Lo Željezničar, però, è soprattutto un club aperto a tutti. Lo è dalla sua fondazione, avvenuta nel 1921 a opera di un gruppo di ferrovieri. Al tempo, non molto diversamente da oggi, a Sarajevo, ogni associazione, sportiva o meno, indicava nel proprio nome l’appartenenza etnica dei suoi componenti. Invece, i ferrovieri decisero che il loro club sarebbe stato aperto a tutti, indipendentemente dall’appartenenza nazionale, religiosa o sociale.

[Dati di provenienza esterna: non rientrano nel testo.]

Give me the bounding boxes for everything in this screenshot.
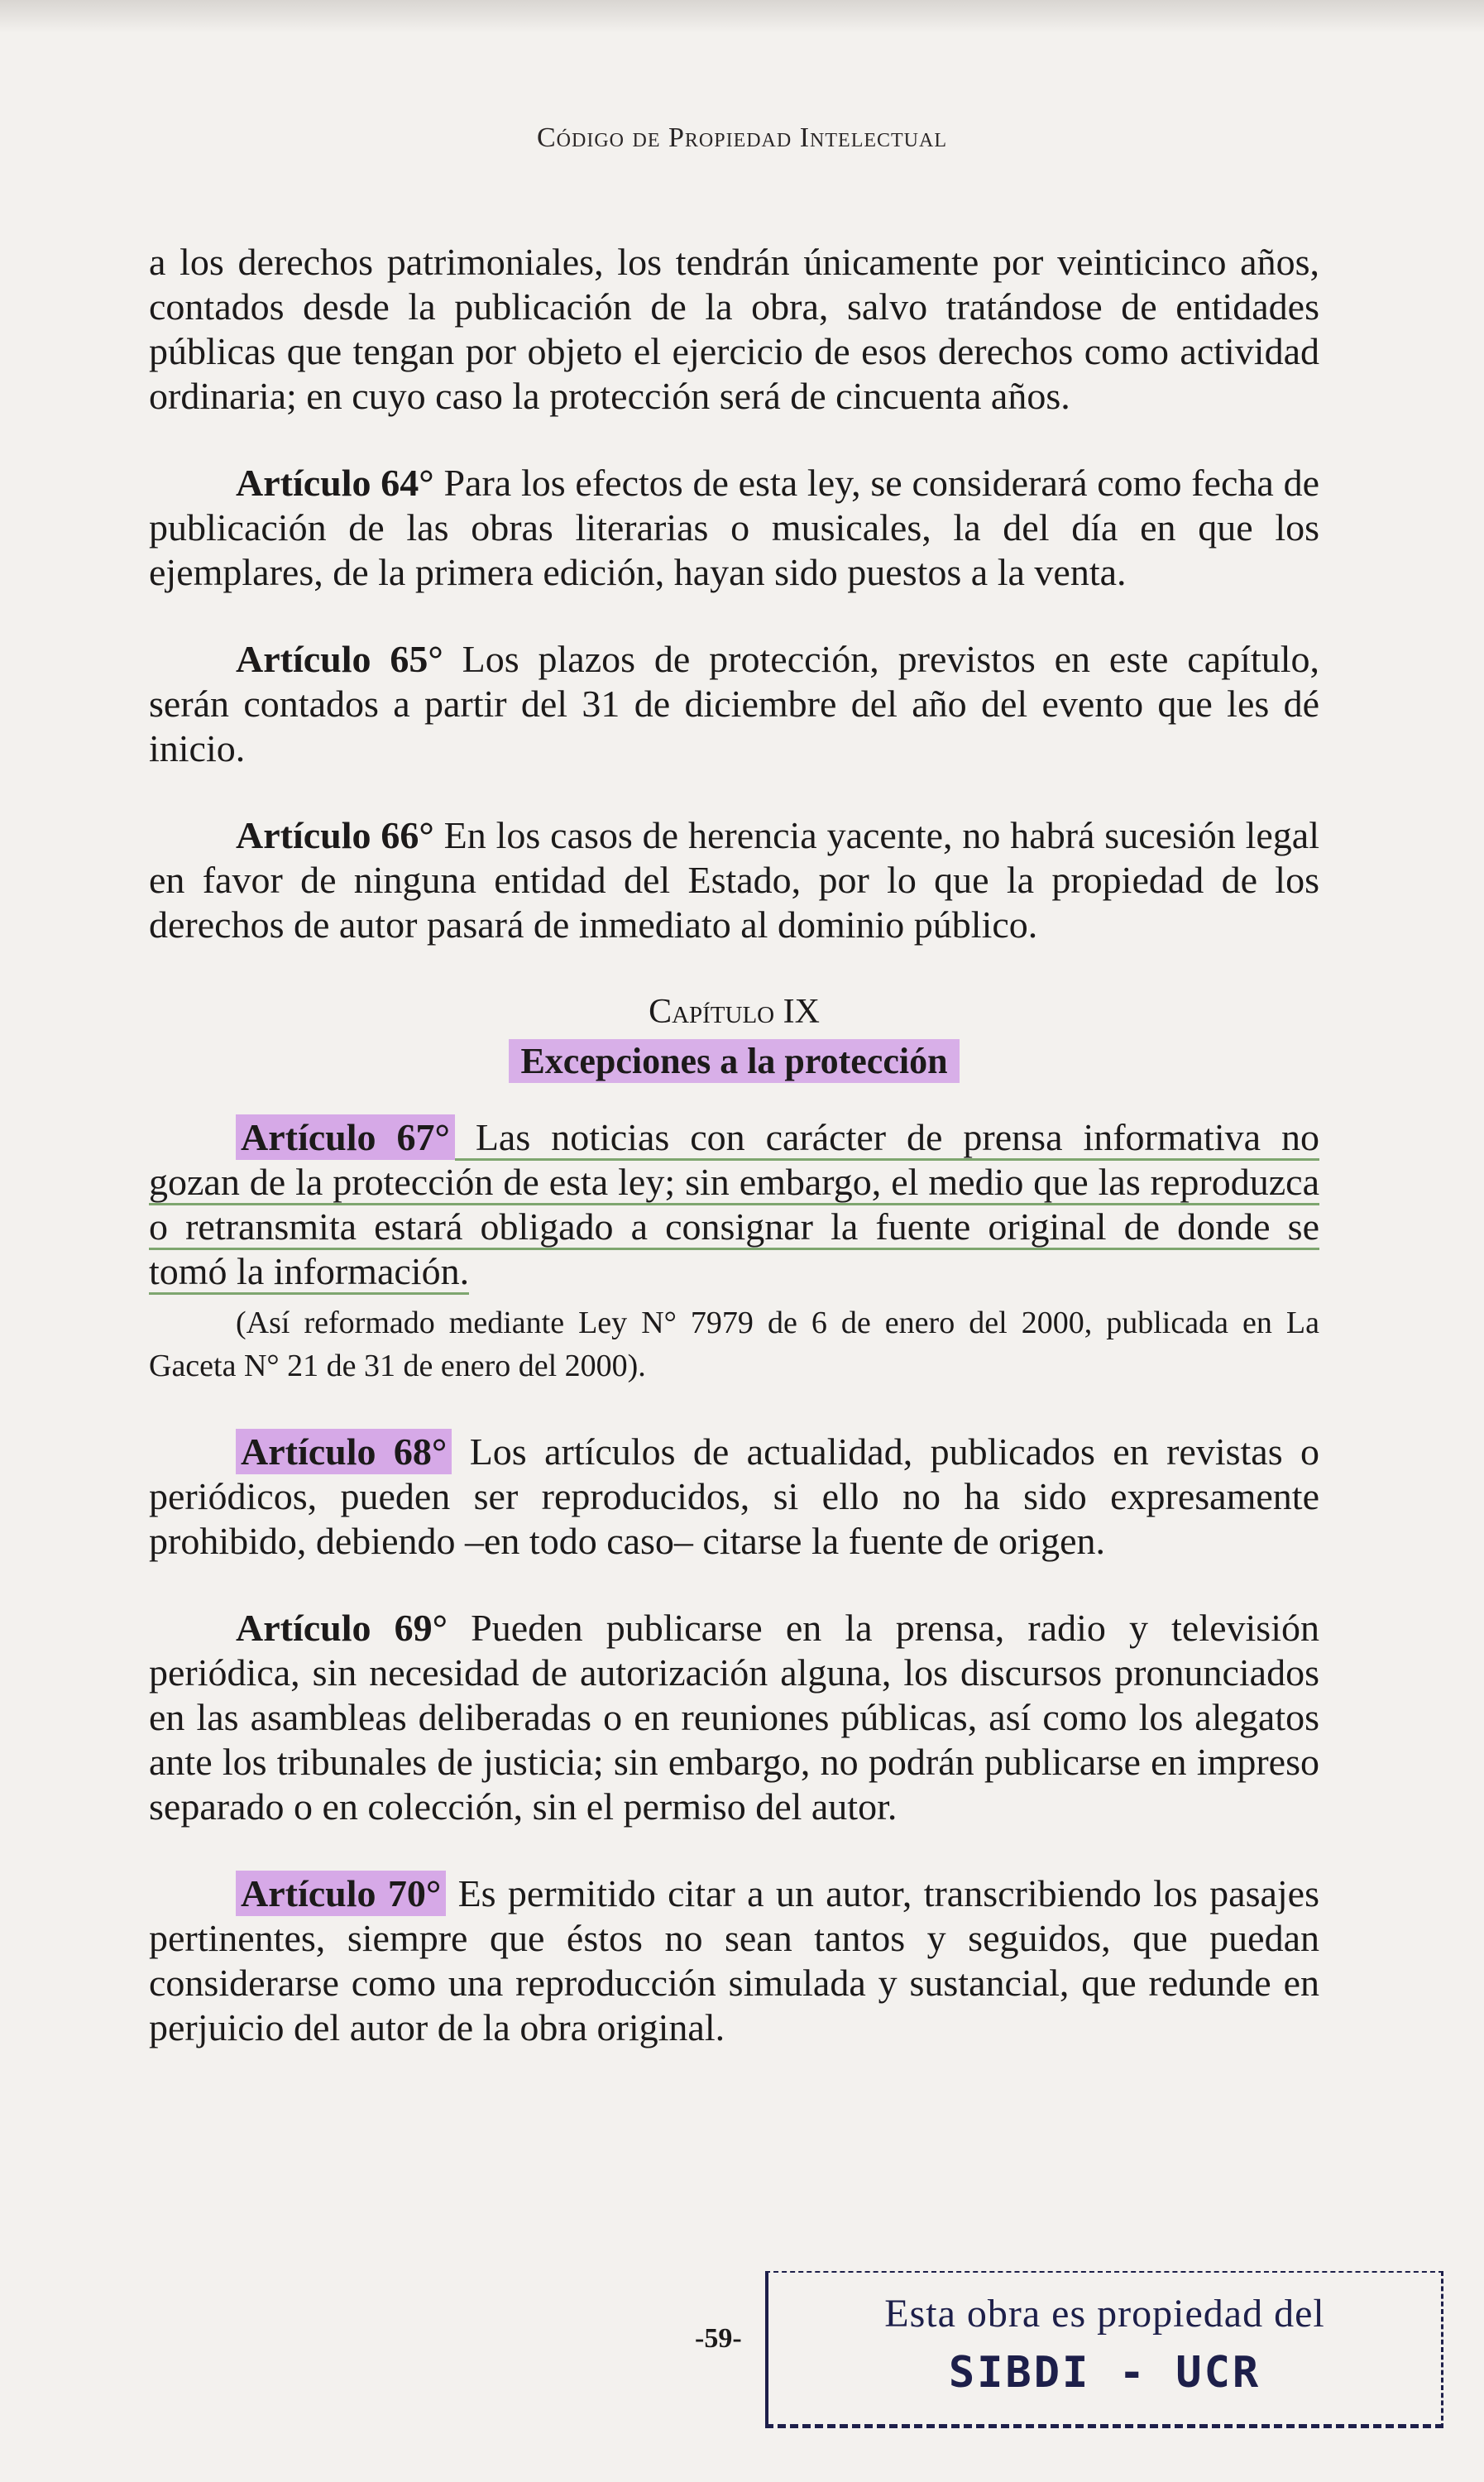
article-label-highlighted: Artículo 67° xyxy=(236,1114,455,1160)
article-label-highlighted: Artículo 70° xyxy=(236,1871,446,1916)
article-69 xyxy=(149,1606,1319,1829)
chapter-number: Capítulo IX xyxy=(649,993,820,1031)
article-text: Pueden publicarse en la prensa, radio y televisión periódica, sin necesidad de autorización alguna, los discursos pronunciados en las asambleas deliberadas o en reuniones públicas, así como los alegatos ante los tribunales de justicia; sin embargo, no podrán publicarse en impreso separado o en colección, sin el permiso del autor. xyxy=(149,1607,1319,1828)
running-header: Código de Propiedad Intelectual xyxy=(536,122,948,153)
page-number: -59- xyxy=(695,2323,742,2354)
article-64 xyxy=(149,461,1319,595)
stamp-text-line1: Esta obra es propiedad del xyxy=(884,2292,1325,2336)
article-67 xyxy=(149,1115,1319,1294)
paragraph-continuation xyxy=(149,240,1319,419)
stamp-text-line2: SIBDI - UCR xyxy=(948,2348,1261,2398)
article-label-highlighted: Artículo 68° xyxy=(236,1429,452,1474)
article-text: En los casos de herencia yacente, no habrá sucesión legal en favor de ninguna entidad del Estado, por lo que la propiedad de los derechos de autor pasará de inmediato al dominio público. xyxy=(149,814,1319,946)
article-label: Artículo 65° xyxy=(236,638,443,680)
article-text: Los plazos de protección, previstos en este capítulo, serán contados a partir del 31 de diciembre del año del evento que les dé inicio. xyxy=(149,638,1319,769)
article-label: Artículo 64° xyxy=(236,462,434,504)
chapter-title-text: Excepciones a la protección xyxy=(509,1039,959,1083)
article-label: Artículo 69° xyxy=(236,1607,448,1649)
article-text: Los artículos de actualidad, publicados en revistas o periódicos, pueden ser reproducidos, si ello no ha sido expresamente prohibido, debiendo –en todo caso– citarse la fuente de origen. xyxy=(149,1430,1319,1562)
article-66 xyxy=(149,813,1319,947)
article-70 xyxy=(149,1871,1319,2050)
chapter-title xyxy=(149,1039,1319,1084)
reform-note: (Así reformado mediante Ley N° 7979 de 6 de enero del 2000, publicada en La Gaceta N° 21 de 31 de enero del 2000). xyxy=(149,1306,1319,1383)
page-top-edge xyxy=(0,0,1484,33)
article-text: Es permitido citar a un autor, transcribiendo los pasajes pertinentes, siempre que éstos no sean tantos y seguidos, que puedan considerarse como una reproducción simulada y sustancial, que redunde en perjuicio del autor de la obra original. xyxy=(149,1872,1319,2048)
article-text: Para los efectos de esta ley, se considerará como fecha de publicación de las obras literarias o musicales, la del día en que los ejemplares, de la primera edición, hayan sido puestos a la venta. xyxy=(149,462,1319,593)
article-68 xyxy=(149,1430,1319,1564)
paragraph-text: a los derechos patrimoniales, los tendrán únicamente por veinticinco años, contados desde la publicación de la obra, salvo tratándose de entidades públicas que tengan por objeto el ejercicio de esos derechos como actividad ordinaria; en cuyo caso la protección será de cincuenta años. xyxy=(149,241,1319,417)
article-label: Artículo 66° xyxy=(236,814,434,856)
library-stamp xyxy=(765,2271,1443,2428)
article-65 xyxy=(149,637,1319,771)
article-text-underlined: Las noticias con carácter de prensa informativa no gozan de la protección de esta ley; sin embargo, el medio que las reproduzca o retransmita estará obligado a consignar la fuente original de donde se tomó la información. xyxy=(149,1116,1319,1295)
page-body xyxy=(149,240,1319,2092)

Questa impronta è rimasta ancora oggi intatta, nonostante la recente guerra. Una delle figure più amate a Grbavica è Stole Anđelić, un fedelissimo tifoso proveniente dalla città di Bor, situata nella Serbia centrale, da cui ha preso il soprannome con cui è meglio noto, Stole iz Bora. Altrettanto, sul piano sportivo, tantissimi calciatori serbi hanno vestito la maglia della squadra anche dopo la guerra e alcuni di loro hanno raggiunto livelli di popolarità incredibili fra i tifosi, come Lazar Popović, Siniša Stevanović e Aleksandar Kosorić.
Una storia di resistenza
La guerra degli anni Novanta non è stato il primo momento in cui lo Željezničar ha dovuto resistere. Nel 1941, durante l’occupazione nazista, il club ha rifiutato di partecipare ai campionati organizzati dallo stato fantoccio filofascista della NDH, vedendosi così preclusa ogni attività. Nemmeno l’arrivo del nuovo potere socialista, però, ha portato giorni migliori: nel 1947, lo Željezničar è stato obbligato a cedere i suoi sei calciatori più importanti al neonato FK Sarajevo, che era stato designato come rappresentante della città nella neonata Repubblica Socialista Federale di Jugoslavia. Un calciatore, Joško Domorocki, rifiutò fermamente il trasferimento: la sua immagine è presente ancora oggi su uno striscione del settore Sud dello stadio Grbavica.
Questo episodio è alla base della grande rivalità con il FK Sarajevo, che è stata costruita lungo gli anni su un piano di dialettica e umorismo più che su uno di odio e violenza. In questo senso, Ivica Osim ha detto che “tifare Sarajevo è una questione di geografia, mentre tifare Željezničar è una questione di filosofia”. Io non so se c’entri tanto la filosofia e so che si finisce per ricadere nel consumato slogan del “more than a club“, ma credo che lo Željezničar sia prima di tutto una comunità di persone, unite da alcuni valori fondamentali che spingono a scegliere il bene e resistere al male, nel nome dello storico motto della tifoseria: “Più forti di ogni guerra, di ogni regime e di ogni partito“.